Blackberry and Crabapple Jelly

For years I have been boring my family about going to pick blackberries - I'm always desperate to and then it just never happens for whatever reason. This year I dragged Joe and four over-excited Jack Russells out to the hedgerows near my mother's house and finally managed to get some blackberries to take home and make something with. I thought it was going to be jam... but then Joe found some crab apples and it turned into jelly.

I've always wanted to buy a jelly strainer but never did and so had a mini melt down at 9pm on the Sunday when I finally decided to start making jelly. Luckily my husband managed to rig me one up using a muslin and the cupboard handles but I now think I really should get one for any future jelly emergencies!

This was pretty easy to do - the setting point is the only nervewracking bit. For more info on jams and jellies I've created a whole page for them so you can have a look at that if you are having trouble.

Blackberry and Crab apple Jelly

Filled about 3 x 1lb jam jars

1kg blackberries
1kg crab apples
700-900g granulated sugar

Now if you have a jelly strainer then you will need that with a clean scorched muslin. If you don't then you need to rig one up. I used my largest saucepan for this and had a measuring jug under the muslin for the fruit juice to drip into. You will needed sterilised jars and lids and a ladle is handy unless you are clever and have a pan with a spout.

1. Remove all the stalks and any really yucky bits from the blackberries.



2. Remove the stalks from the crab apples and wash them if necessary, then chop them roughly - leaving the peel on and the core in.


3. Put in a large saucepan with 1.2 litres of water, bring slowly to simmering point and then simmer until the fruit is soft and pulpy. I think this took  around 40 mins for me.

4. Remove from the heat and pour into the prepared muslin/jelly strainer.

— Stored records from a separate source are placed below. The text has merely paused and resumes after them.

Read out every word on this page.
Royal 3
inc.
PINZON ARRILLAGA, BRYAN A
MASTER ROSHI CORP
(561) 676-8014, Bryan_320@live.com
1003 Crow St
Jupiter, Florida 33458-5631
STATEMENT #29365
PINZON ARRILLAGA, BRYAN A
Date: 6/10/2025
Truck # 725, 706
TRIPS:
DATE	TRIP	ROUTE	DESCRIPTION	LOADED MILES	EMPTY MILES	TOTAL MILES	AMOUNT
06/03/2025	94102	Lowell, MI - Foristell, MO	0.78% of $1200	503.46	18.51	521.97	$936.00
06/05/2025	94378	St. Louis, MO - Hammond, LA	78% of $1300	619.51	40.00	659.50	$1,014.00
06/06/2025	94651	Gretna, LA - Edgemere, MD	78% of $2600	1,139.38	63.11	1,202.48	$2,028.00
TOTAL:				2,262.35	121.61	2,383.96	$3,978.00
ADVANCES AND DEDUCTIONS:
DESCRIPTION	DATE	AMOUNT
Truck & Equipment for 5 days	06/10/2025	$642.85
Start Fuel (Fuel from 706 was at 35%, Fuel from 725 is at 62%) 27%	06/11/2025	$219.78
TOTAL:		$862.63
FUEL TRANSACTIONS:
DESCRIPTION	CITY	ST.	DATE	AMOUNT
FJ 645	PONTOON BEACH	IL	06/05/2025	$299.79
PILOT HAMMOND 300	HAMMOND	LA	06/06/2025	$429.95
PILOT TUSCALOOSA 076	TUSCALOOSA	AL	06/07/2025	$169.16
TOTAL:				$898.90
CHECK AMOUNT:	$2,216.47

Leave it to drip through overnight - resist all temptation to squeeze the fruit through as this will make the jelly cloudy.



5. The next day measure the juice - I had 1 litre - and for every 600ml of juice use 450g sugar.

6. Put the juice into a large pan and bring to the boil - as it begins to boil add the sugar and stir until it is all dissolved. Then boil rapidly for about 10 minutes until it has reached setting point - I used a jam thermometer but you can use other methods which I'll put on my Kitchen Tips page - there's a Jams and Jellies section.

7. Skim the jelly and ladle into jars and seal as quickly as possible. Use within 12 months.